Springtime Frog Fishing Gear
The gear I use for throwing a frog this early in the year might surprise you! What I don’t use is the standard 65 pound braid or a rod over 7 foot in length, the reason for that is that the weeds are not up to the surface and I don’t have to worry about them burying up in it after they get a hook in em. I use a 7 foot Heavy Duckett Micro Magic Pro paired with a Lew’s Super Duty 8.0:1 reel spooled with 50 pound Sunline FX 2 braided line. The 50 pound braid is critical when you are in open or semi open water, because it still floats well and being so thin it really lets the frog work well.
I like the 7 foot heavy action Duckett Micro Magic Pro for a few reasons.
First, you think it would be overkill but the tip on this rod is so limber that when fishing open and semi open water the back bone really drives those big frog hooks home and the tip gives the fish time to really inhale it before you jack him up!.
The type of frog I choose is also imperative. I like small frogs and none are better than the River2Sea Bully WA 55 and the SPRO Bronzeye 60 JR. The colors I prefer are natural looking like greens and browns on bright sunny days and plain old black when it’s overcast.
I use the two models of frogs in totally different ways from one another.
The colors I like in the Bully WA, is the armed forces color for all around appeal. It just looks so natural as with the SPRO Leopard frog color and if it is overcast you cannot beat a black one in either company’s colors. I like “walking the dog” similar to how you work a spook when fishing the SPRO and since the Bully WA has a keel on it, I like to pop it back and forth.
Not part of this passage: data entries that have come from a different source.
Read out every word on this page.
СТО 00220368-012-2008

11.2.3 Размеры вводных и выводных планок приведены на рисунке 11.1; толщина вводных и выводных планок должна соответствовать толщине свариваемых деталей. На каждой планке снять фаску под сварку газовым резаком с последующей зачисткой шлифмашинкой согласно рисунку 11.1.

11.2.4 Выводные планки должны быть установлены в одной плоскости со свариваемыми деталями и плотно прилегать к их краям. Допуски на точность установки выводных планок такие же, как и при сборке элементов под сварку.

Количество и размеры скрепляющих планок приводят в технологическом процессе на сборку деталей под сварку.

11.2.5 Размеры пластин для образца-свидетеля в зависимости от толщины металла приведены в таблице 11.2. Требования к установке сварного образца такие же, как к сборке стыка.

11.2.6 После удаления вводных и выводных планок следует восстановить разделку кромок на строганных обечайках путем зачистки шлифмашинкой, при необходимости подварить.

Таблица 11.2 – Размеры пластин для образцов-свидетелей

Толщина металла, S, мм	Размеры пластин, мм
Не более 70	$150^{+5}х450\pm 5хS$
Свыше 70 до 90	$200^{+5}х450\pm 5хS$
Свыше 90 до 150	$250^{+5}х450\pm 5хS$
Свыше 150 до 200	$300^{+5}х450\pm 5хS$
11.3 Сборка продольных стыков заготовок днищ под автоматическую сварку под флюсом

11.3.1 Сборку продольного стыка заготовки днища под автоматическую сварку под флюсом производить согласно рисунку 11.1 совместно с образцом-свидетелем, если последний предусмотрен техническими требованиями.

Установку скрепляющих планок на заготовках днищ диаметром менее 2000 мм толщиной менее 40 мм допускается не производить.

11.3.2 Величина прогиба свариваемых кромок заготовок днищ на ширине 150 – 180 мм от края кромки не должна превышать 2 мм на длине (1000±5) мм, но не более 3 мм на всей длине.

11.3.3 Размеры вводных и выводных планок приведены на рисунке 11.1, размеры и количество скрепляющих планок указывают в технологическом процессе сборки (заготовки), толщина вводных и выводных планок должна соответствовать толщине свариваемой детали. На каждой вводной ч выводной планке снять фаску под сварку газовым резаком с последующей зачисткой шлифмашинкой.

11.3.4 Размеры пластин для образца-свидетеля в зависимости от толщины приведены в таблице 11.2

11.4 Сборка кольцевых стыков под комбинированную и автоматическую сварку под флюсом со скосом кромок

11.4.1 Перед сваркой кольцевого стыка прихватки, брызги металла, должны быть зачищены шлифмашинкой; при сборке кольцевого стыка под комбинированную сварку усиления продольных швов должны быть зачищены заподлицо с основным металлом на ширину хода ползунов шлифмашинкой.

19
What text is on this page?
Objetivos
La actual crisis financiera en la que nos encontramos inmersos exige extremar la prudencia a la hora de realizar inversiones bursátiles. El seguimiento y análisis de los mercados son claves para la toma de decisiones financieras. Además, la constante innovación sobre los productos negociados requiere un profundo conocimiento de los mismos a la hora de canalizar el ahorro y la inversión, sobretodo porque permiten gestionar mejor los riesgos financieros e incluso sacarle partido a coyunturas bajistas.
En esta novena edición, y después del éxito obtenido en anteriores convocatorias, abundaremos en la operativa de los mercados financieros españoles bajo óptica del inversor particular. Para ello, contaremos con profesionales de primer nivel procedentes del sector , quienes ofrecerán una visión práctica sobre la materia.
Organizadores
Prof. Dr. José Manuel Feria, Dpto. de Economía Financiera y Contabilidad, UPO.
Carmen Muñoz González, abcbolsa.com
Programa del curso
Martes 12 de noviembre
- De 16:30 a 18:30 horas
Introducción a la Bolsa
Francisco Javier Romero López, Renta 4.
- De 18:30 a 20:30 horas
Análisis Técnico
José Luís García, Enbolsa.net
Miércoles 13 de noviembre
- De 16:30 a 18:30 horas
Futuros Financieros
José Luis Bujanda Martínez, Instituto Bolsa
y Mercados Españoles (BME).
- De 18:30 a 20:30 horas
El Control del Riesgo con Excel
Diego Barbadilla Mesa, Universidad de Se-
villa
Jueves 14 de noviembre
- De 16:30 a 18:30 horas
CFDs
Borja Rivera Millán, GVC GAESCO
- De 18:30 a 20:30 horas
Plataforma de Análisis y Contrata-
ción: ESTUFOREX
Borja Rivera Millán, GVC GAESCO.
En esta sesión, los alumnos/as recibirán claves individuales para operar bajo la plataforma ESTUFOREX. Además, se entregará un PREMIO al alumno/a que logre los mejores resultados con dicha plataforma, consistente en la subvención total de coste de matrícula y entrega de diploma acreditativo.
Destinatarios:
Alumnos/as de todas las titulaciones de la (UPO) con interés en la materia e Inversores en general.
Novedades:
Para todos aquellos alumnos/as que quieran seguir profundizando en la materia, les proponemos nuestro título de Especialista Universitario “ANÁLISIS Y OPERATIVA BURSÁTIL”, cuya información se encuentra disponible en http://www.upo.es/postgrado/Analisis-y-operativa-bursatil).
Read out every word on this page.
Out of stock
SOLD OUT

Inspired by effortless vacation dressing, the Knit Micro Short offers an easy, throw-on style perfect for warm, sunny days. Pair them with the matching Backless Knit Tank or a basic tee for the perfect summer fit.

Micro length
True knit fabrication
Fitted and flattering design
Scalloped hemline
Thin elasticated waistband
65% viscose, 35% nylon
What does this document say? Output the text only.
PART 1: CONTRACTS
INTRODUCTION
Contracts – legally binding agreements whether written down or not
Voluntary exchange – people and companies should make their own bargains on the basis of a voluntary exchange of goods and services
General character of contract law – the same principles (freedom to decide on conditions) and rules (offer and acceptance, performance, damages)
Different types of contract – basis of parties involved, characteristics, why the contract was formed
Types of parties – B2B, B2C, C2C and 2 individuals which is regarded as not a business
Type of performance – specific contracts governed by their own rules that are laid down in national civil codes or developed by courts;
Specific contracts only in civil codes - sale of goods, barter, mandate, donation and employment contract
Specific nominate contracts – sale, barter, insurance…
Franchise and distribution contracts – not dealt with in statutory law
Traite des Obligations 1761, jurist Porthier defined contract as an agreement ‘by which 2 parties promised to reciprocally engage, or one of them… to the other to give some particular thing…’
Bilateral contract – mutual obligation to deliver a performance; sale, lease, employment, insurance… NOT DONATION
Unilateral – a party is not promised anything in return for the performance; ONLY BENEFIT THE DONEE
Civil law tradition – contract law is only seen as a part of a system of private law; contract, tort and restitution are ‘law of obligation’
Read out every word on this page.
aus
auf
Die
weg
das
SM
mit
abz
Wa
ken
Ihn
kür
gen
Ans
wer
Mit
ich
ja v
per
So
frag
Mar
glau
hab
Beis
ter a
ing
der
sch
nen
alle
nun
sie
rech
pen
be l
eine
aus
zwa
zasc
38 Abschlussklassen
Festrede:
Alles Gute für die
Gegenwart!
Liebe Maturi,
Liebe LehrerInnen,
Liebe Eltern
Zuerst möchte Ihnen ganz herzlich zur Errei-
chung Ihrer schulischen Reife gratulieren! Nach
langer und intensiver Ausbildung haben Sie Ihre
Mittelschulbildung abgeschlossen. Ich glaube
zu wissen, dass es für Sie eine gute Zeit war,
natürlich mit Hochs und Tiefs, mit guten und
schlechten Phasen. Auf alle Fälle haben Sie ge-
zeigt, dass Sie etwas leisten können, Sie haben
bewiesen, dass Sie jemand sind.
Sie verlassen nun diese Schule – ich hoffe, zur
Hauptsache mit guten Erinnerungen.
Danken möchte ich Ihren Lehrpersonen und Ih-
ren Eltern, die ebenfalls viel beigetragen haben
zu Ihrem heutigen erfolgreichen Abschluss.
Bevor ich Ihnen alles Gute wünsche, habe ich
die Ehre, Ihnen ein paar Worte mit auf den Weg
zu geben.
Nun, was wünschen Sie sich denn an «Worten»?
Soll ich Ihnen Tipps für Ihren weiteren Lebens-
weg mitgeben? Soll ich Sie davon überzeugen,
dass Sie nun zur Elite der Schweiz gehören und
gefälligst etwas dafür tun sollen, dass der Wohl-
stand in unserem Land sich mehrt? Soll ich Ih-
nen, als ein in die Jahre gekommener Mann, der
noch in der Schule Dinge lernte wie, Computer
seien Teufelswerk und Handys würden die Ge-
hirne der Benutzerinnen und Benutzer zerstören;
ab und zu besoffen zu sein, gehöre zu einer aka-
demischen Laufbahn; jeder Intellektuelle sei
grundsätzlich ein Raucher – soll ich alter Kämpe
The walk the dog with SPRO just means it glides better and the pop of the Bully WA just means it almost walks in place which is better for stick ups, overhangs, trees and cover. While on the subject of frog characteristics the Bully WA will chug like a popper too, so you really get two different looks from the same lure and sometimes mixing up the two is just what the doctor ordered. It will spit better than most poppers’ in my opinion.
Where to Target when Springtime Frog Fishing
The places I target are those staging and pre-spawn areas of the lake. Types’ being rocky, gravel bottom flats and deep rocky shorelines with overhangs and trees in the water. The flats I mentioned are usually no deeper than 12 foot, but I like them to have rocky or gravel bottoms and some emergent weed growth. By that I mean, emergent weed growth as it is just starting to grow so it will be around 6 inches to 2 foot long.
Water clarity isn’t a real big factor when casting a frog in the spring but the way you rig it is. If I am throwing it in a little dingier water I like to add some noise to it, a couple of bb’s or even one of those tube rattles can make a huge difference. Also, I like to fan cast the flat in search of those bass willing to travel for a meal, and if it has stick ups or any other form of structure emerging from the water pay extra close attention to those areas.
When throwing up against those steep rocky banks or bluff walls, look for little indentations that create a little secondary point or a very small cut in the bank. If there is an overhanging bush or tree in the water, make multiple casts to both sides of the bush or tree from different angles and directions. I can’t count how many times I had to cast to a tree to aggravate a fish into biting.
For example, last year I made 19 different casts with two different frog actions on the same tree before a fish took my offering.
That’s an extreme case, but it can happen!
So the next time you’re having trouble getting a bite in the early spring and the water temperature is right, think outside the box and do what I do – throw that little frog!
So quit wish’n and let’s get fish’n!